INTERNATIONAL – Une vague de “chaleur extrême” touche des dizaines de millions d’Américains ce week-end, avec de nombreux records de températures attendus dans le centre et le nord-est et un incendie de forêt se propageant de manière alarmante en Californie.
Le “Oak Fire”, qualifié d'”explosif” par les autorités, a éclaté ce vendredi 22 juillet dans le comté de Mariposa, à proximité du parc national de Yosemite et de ses séquoias géants. Il a déjà déplacé environ 4 800 acres, détruisant 10 propriétés et en endommageant cinq autres, selon un bulletin publié samedi par le département californien des forêts et de la protection contre les incendies.
Plusieurs routes ont été fermées et l’évacuation de plusieurs zones a été ordonnée, alors que l’incendie, d'”activité extrême” et combattu par plus de 500 pompiers, n’était pas maîtrisé samedi, selon la même source.
Des responsables cités par le Los Angeles Times ont estimé qu’il faudrait probablement une semaine pour le circonscrire.
Plus de 6 000 personnes ont été évacuées, selon un porte-parole des pompiers de Californie, qui a ajouté que des employés de divers départements se réunissaient de tout l’État pour donner un coup de main.
L’état d’urgence déclaré
Le gouverneur de Californie, Gavin Newsom, a déclaré samedi “l’état d’urgence” dans le comté de Mariposa, en raison d’une situation de “danger extrême pour la sécurité des personnes et des biens”. Cela permet, surtout, de dégager des financements.
Selon Daniel Swain, climatologue à l’Université de Californie à Los Angeles, l’incendie “s’est propagé de manière significative dans presque toutes les directions”, “dans un contexte de forte charge en carburant et de sécheresse extrême”. “La série d’incendies de forêt relativement petits et non destructeurs qui ont sévi en Californie cette saison semble être terminée”, a-t-il ajouté sur Twitter.
Un aspect intéressant et compliqué des premières heures du #OakFire : il s’est propagé de manière significative dans presque toutes les directions. Il y a à peu près un axe de propagation maximale orienté NW à SE, mais il a brûlé agressivement de haut en bas au milieu d’une forte charge de carburant et d’une sécheresse extrême. #CAwx#CAfirehttps://t.co/pM2ZtqCCtO
– Daniel Swain (@Weather_West) 23 juillet 2022
Ces dernières années, l’Ouest américain a déjà connu des incendies de forêt d’une ampleur et d’une intensité exceptionnelles, avec un allongement très marqué de la saison des incendies, un phénomène que les scientifiques attribuent au changement climatique.

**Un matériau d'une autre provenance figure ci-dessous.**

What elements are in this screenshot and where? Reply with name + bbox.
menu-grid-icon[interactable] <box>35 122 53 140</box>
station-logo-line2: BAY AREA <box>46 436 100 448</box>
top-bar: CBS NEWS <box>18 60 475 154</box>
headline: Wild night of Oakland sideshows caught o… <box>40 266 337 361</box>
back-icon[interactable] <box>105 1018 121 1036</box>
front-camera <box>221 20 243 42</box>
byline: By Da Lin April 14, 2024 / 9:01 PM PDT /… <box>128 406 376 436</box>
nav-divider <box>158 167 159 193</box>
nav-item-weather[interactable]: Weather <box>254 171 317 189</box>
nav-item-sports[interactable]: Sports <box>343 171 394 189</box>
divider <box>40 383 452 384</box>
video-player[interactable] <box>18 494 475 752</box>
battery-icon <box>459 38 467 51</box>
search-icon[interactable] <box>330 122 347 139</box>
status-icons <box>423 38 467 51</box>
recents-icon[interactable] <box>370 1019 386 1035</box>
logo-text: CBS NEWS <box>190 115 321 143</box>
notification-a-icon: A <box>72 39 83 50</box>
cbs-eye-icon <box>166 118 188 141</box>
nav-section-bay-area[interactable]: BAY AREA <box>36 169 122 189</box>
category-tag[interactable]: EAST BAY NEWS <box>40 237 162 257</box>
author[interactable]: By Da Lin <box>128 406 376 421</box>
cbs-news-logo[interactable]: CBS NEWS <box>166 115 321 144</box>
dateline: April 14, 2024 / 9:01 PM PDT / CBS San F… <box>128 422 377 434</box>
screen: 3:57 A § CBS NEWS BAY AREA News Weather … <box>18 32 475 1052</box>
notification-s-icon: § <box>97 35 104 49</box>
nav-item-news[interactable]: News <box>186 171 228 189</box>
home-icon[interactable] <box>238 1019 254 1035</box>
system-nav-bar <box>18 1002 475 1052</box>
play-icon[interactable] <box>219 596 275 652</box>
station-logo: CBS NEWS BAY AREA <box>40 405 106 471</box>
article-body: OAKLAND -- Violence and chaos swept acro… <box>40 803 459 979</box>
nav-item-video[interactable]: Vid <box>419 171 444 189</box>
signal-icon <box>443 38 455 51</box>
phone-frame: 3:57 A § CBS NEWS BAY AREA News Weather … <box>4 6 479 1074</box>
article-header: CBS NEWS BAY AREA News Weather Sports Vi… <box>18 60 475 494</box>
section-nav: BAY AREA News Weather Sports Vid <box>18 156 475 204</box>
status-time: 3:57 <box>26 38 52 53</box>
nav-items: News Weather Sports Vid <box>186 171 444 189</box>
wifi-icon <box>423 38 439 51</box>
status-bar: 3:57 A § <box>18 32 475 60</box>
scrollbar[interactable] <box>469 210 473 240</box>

Vague de chaleur nationale
Cet incendie est l’une des conséquences les plus dramatiques de la canicule qui a touché les Etats-Unis ce week-end, dans une zone située entre la Californie et l’Oregon à l’ouest mais beaucoup plus largement au centre et au nord-est.
Alors que les températures dans ces deux régions devraient culminer dimanche au plus tôt, une chaleur étouffante se faisait déjà sentir dans la capitale, Washington DC, où la température flirtait avec la barre symbolique des 38 degrés Celsius. Un seuil qui devrait être atteint ou dépassé dimanche pour la première fois depuis des années. New York n’a pas été épargnée, avec des températures proches des 35 degrés.
La canicule a déjà entraîné une augmentation du nombre d’appels aux services d’urgence pour des malaises liés à la chaleur. “La chaleur est la première cause de mortalité liée aux conditions météorologiques aux États-Unis. Elle dépasse de loin toute autre cause de décès liée à la nature”, a déclaré à CNN Joseph Kralicek, directeur de l’agence américaine de gestion des urgences, à Tulsa, dans l’Oklahoma.
Le changement climatique est là
Cette semaine, le président américain Joe Biden a réitéré le “danger clair et immédiat” posé par le changement climatique, “une menace existentielle pour notre nation et le monde”. Mais leur marge de manœuvre est limitée au Congrès et à la Cour suprême.
La planète a déjà enregistré plusieurs vagues de chaleur cette année, comme en juillet en Europe de l’Ouest ou en Inde en mars-avril. Leur multiplication est un signe indéniable du changement climatique, selon les scientifiques.
En juin 2021, un “dôme de chaleur” extrêmement rare a fait des ravages sur la côte ouest des États-Unis et du Canada, tuant plus de 500 personnes et provoquant des incendies majeurs, avec des températures avoisinant les 50 degrés.